Der Architekt war eine Fachzeitschrift mit dem Untertitel „Wiener Monatshefte für Bauwesen und decorative Kunst“, die von 1895 bis 1922 in Wien erschien.

Sie wurde vom ersten bis zum 14. Jahrgang (1895–1908) sowie von 1916 bis 1922 bei Anton Schroll und Co. verlegt. Dazwischen erschien sie im Verlag Eduard Kosmack. Der erste Herausgeber der großformatigen Zeitschrift war Ferdinand Ritter von Feldegg, der Teilhaber des größten Architekturbüros für Theaterbauten in der Habsburger Monarchie war.

In seiner künstlerischen Ausrichtung war der „Architekt“ zunächst noch traditionelleren Schulen verpflichtet, wandte sich aber dann bald fortschrittlichen Tendenzen zu und wurde immer mehr zum Sprachrohr der modernen Baukunst. Dies wird auch an der Ästhetik der Blattgestaltung, zumal am Titelblatt im Jugendstil deutlich.
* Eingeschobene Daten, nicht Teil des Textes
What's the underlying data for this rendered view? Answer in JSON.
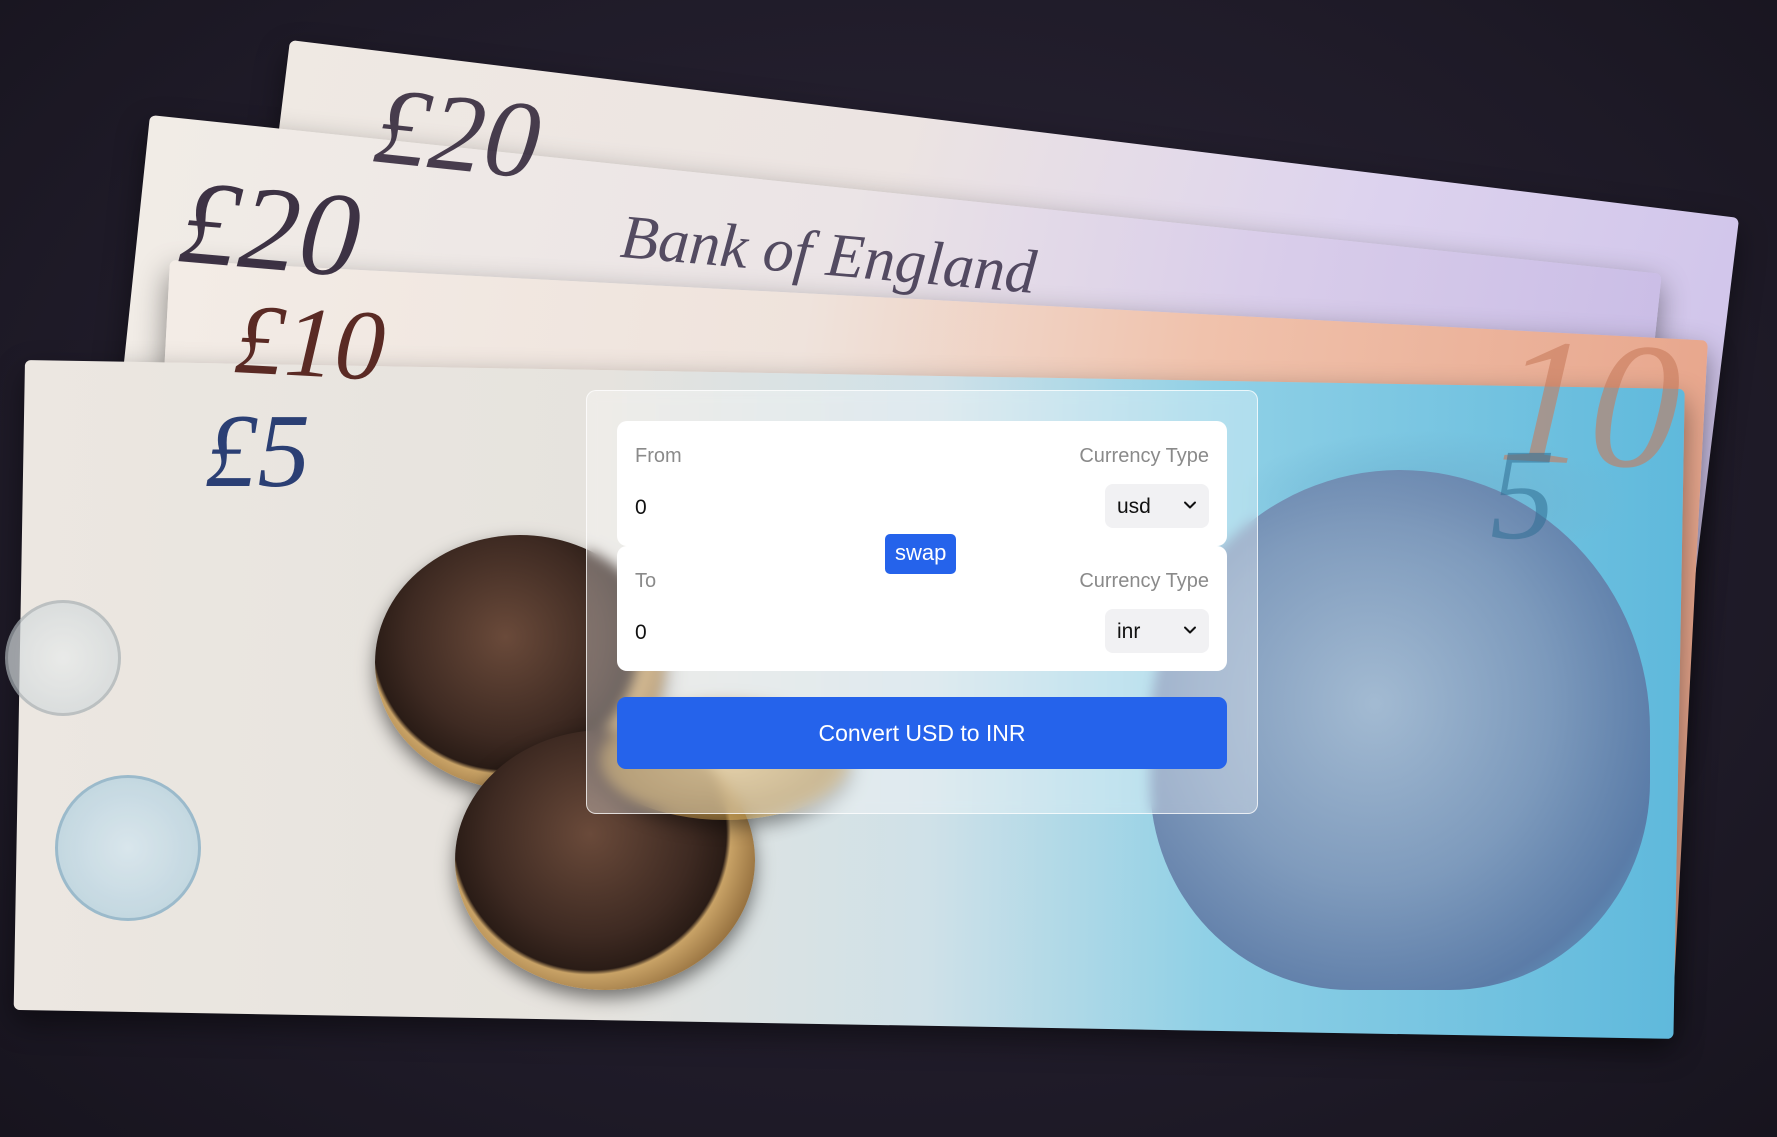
{
  "converter": {
    "from": {
      "label": "From",
      "currency_label": "Currency Type",
      "amount": "0",
      "currency": "usd"
    },
    "to": {
      "label": "To",
      "currency_label": "Currency Type",
      "amount": "0",
      "currency": "inr"
    },
    "swap_label": "swap",
    "convert_label": "Convert USD to INR",
    "accent_color": "#2563eb"
  },
  "background": {
    "note_texts": [
      "£20",
      "£20",
      "£10",
      "£5",
      "10",
      "5"
    ],
    "bank_text": "Bank of England"
  }
}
Zu den Mitarbeitern gehörten Persönlichkeiten wie Josef Hoffmann, Joseph Maria Olbrich, Camillo Sitte und Otto Wagner. Zusätzlich zu den Monatsheften erschienen jährlich Hefte aus der Schule Otto Wagners mit Beiträgen von Wagner-Schülern wie Otto Schönthal oder Jan Kotéra. Mit der Beilage „Die bildenden Künste“, die den „Architekt“ von 1916 bis 1918 begleitete, erweiterte die Zeitschrift ihren künstlerischen Fokus.

Literatur

  • Maria Rennhofer: Kunstzeitschriften der Jahrhundertwende in Deutschland und Österreich von 1895-1914. Bechtermünz Verlag, Augsburg 1997, ISBN 3-86047-227-5, S. 155ff. (Nachdr. d. Ausg. Wien 1987).